Conclusions et perspectives


Les différents ICE suivis dans le cadre de l'observatoire du Donon convergent vers la même

conclusion : la population de Cerf du massif du Donon est restée relativement stable durant les quinze

dernières années, et paraît sous contrôle des gestionnaires. Une légère amélioration de la qualité

phénotypique des faons est constatée à partir de 2000 sur les zones meurthe-et-moselanne et basrhinoise

du massif, après l'intégration des données de la campagne 2006-2007. D'après les

connaissances actuelles portant sur la biologie des populations des mammifères (modèle de

Eberhardt, Figure 2), les variations annuelles dans la masse corporelle des faons observées

suggèrent que la population a vraisemblablement dépassé la moitié de la capacité limite écologique

du milieu.

Il est toutefois possible que des modifications importantes de la densité des populations de Cerf sur le

massif du Donon, induisant des phénomènes de densité-dépendance prononcés, soient intervenues

avant la mise en place du suivi des ICE dans le cadre de l'observatoire. Cette hypothèse est suggérée

par la forte diminution de la masse corporelle des faons (- 4,8 kg) observée sur le site du Val de

Senones entre 1979 et 1990. De même, des données anciennes indiquent que seulement 9,6 % des

bichettes étaient gestantes dans les années 1990-1991 sur une partie du massif du Donon. Il

semblerait que les populations de Cerf du massif du Donon aient traversé des épisodes de fortes

densités ayant conduit aux dégâts forestiers importants observés dans les années 1980.

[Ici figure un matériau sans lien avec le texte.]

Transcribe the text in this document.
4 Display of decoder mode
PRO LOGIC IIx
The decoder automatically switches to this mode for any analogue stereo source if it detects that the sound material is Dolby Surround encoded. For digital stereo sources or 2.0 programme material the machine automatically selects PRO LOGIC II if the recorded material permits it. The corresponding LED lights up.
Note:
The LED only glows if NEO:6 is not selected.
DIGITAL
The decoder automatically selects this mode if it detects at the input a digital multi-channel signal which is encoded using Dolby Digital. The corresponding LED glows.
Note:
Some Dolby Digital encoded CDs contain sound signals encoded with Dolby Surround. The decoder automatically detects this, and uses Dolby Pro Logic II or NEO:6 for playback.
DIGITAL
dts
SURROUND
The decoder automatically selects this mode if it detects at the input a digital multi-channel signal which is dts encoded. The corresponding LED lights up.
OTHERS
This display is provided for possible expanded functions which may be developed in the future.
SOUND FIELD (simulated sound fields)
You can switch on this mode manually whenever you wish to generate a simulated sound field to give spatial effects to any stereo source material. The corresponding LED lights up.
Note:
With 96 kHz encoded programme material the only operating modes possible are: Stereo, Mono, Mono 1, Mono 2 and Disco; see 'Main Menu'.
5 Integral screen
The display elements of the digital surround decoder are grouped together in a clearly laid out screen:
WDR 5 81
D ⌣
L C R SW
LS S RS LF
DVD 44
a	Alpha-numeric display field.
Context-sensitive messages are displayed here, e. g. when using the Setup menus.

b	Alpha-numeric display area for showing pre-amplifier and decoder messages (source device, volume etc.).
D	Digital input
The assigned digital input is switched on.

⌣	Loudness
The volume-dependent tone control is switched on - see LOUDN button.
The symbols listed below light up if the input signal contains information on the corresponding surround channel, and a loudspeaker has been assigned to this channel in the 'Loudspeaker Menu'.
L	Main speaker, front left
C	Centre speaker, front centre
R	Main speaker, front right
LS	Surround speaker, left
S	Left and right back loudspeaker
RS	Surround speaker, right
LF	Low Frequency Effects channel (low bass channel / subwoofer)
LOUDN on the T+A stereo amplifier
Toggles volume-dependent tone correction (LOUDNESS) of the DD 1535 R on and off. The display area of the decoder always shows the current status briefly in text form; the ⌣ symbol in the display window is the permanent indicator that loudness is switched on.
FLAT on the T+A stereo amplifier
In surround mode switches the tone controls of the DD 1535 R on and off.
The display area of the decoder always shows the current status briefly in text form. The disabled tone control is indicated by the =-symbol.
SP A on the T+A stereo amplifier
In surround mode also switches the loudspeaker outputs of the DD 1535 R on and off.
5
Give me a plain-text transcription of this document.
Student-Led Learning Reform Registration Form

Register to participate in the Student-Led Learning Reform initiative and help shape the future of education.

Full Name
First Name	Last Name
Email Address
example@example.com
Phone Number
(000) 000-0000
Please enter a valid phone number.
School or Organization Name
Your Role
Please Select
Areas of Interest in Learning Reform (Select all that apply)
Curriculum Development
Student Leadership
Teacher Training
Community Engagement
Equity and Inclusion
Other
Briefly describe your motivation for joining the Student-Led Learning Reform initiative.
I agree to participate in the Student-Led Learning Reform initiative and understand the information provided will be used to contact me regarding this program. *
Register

Par ailleurs, l’analyse des données actuellement disponibles pour l’observatoire a mis en évidence les

limites de l’utilisation de certains ICE en raison de leur faible sensibilité aux variations de densité de

populations. En réponse à cela, il serait intéressant de mettre en place des ICE complémentaires,

comme par exemple le taux de gestation des bichettes. En effet, cet ICE, très sensible aux variations

de densité, est tout à fait pertinent pour le suivi et la gestion des populations de Cerf. Le prélèvement

des tractus génitaux de l’ensemble des bichettes prélevées à la chasse sur le massif du Donon

pourrait permettre de mieux suivre la dynamique des populations et de confirmer ou non l’existence

des unités de populations suggérée par l’analyse spatiale.

Si la dynamique des populations de Cerf peut être suivie à travers les variations spatio-temporelles de

ces ICE, il apparaît aujourd'hui nécessaire de compléter cette approche par l'analyse du compartiment

végétal. La réalisation d’une évaluation des niveaux de dégâts permettant de quantifier et de suivre au

cours du temps l’impact des Cervidés sur le développement des régénérations forestières du massif

du Donon, et par conséquent sur l’avenir des peuplements, est une étape future indispensable au

diagnostic d’état d’équilibre forêt-gibier, principal objet de l’observatoire.